When people ask me why I meditate, I smile and reply “it keeps me sane.” Usually they laugh, thinking I’m joking, but I don’t laugh with them. “I’m serious” I say, “It really does keep me sane”. They seem a bit confused, saying I'm such a calm and happy guy. And generally I am, but my secret is meditation.
Growing up, I had an active mind. I thought about things a lot - too much as it turned out. My thoughts would chase after themselves round and round my head. And so I suffered a lot with anxiety and depression.
I came across meditation when I was a teenager looking into spirituality. Like most people, I started and stopped meditating a number of times. It takes a lot of discipline to do something every day, and to sit and “do nothing” seemed tedious and a waste of time - I’d get bored and lazy. Besides my mind would wander so quickly that I was convinced I’d never be able to meditate properly.
Sure, after meditating I felt a little calmer, but it wouldn’t last. It seemed like a lot of effort for not much effect. But then I began to notice a pattern. Every time I stopped meditating, the anxiety got worse. And the longer I didn’t meditate, the worse the anxiety became. I noticed that after a few days of continuous meditation, I was much calmer in general. I found it helped with depression too. Sure, the depression was still there when I was meditating, but it didn’t seem quite so overwhelming.

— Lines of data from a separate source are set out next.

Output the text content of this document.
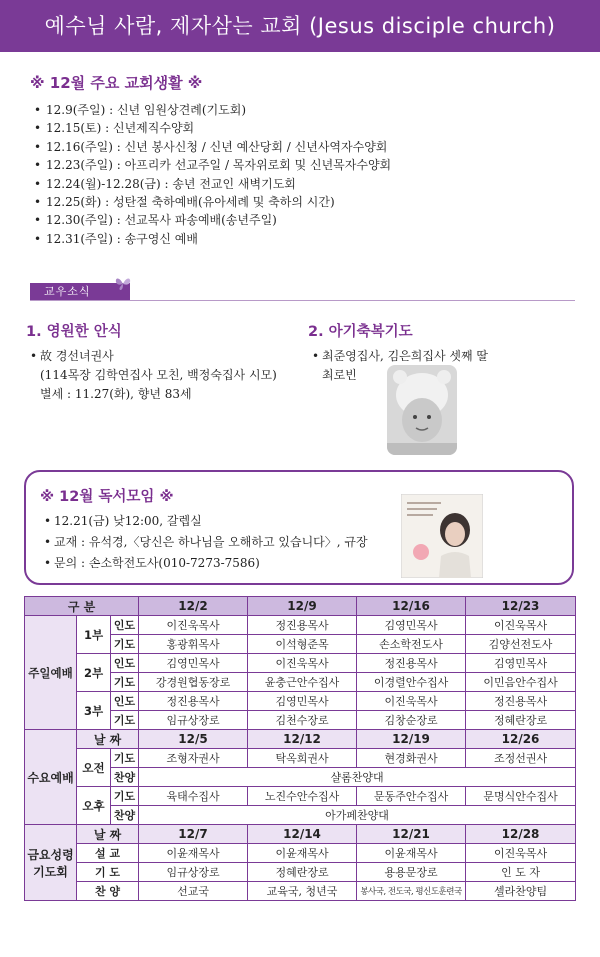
예수님 사람, 제자삼는 교회 (Jesus disciple church)
※ 12월 주요 교회생활 ※
• 12.9(주일) : 신년 임원상견례(기도회)
• 12.15(토) : 신년제직수양회
• 12.16(주일) : 신년 봉사신청 / 신년 예산당회 / 신년사역자수양회
• 12.23(주일) : 아프리카 선교주일 / 목자위로회 및 신년목자수양회
• 12.24(월)-12.28(금) : 송년 전교인 새벽기도회
• 12.25(화) : 성탄절 축하예배(유아세례 및 축하의 시간)
• 12.30(주일) : 선교목사 파송예배(송년주일)
• 12.31(주일) : 송구영신 예배
교우소식
1. 영원한 안식
• 故 경선녀권사
(114목장 김학연집사 모친, 백정숙집사 시모)
별세 : 11.27(화), 향년 83세
2. 아기축복기도
• 최준영집사, 김은희집사 셋째 딸
최로빈
※ 12월 독서모임 ※
• 12.21(금) 낮12:00, 갈렙실
• 교재 : 유석경,〈당신은 하나님을 오해하고 있습니다〉, 규장
• 문의 : 손소학전도사(010-7273-7586)
구 분			12/2	12/9	12/16	12/23
주일예배	1부	인도	이진욱목사	정진용목사	김영민목사	이진욱목사
		기도	홍광휘목사	이석형준목	손소학전도사	김양선전도사
	2부	인도	김영민목사	이진욱목사	정진용목사	김영민목사
		기도	강경원협동장로	윤충근안수집사	이경렬안수집사	이민음안수집사
	3부	인도	정진용목사	김영민목사	이진욱목사	정진용목사
		기도	임규상장로	김천수장로	김창순장로	정혜란장로
수요예배	날 짜		12/5	12/12	12/19	12/26
	오전	기도	조형자권사	탁옥희권사	현경화권사	조정선권사
		찬양	샬롬찬양대			
	오후	기도	육태수집사	노진수안수집사	문동주안수집사	문명식안수집사
		찬양	아가페찬양대			

금요성령
기도회	날 짜		12/7	12/14	12/21	12/28
	설 교		이윤재목사	이윤재목사	이윤재목사	이진욱목사
	기 도		임규상장로	정혜란장로	용용문장로	인 도 자
	찬 양		선교국	교육국, 청년국	봉사국, 전도국, 평신도훈련국	셀라찬양팀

With further practise I found more effects of meditation. My thinking became clearer. I’d sometimes experience states of intense bliss and feel energy moving through my body. Sometimes I felt profound sorrow – the unresolved pain that I was holding inside myself, but not allowing myself to feel. At times my sense of self disappeared and I become one with all things, feeling a union with the universe. Or sometimes I’d feel as if I was no-thing – not in a bad way, just that I was one with the void from which all creation springs forth. I started having more vivid dreams and making more progress along the spiritual path in general. I researched the physiological effects of meditation and learnt about how it calms the mind and body, and how incredibly important that is.
My mind still wanders frequently during meditation, but now I know this is the nature of the “Monkey Mind”. I simply accept it, and bring my mind back to the focus of my meditation – usually my breath. I understand that meditation is a practice, not a goal or a state of mind.
I still meditate every day – partly to experience all those amazing benefits, but mostly just to stay sane.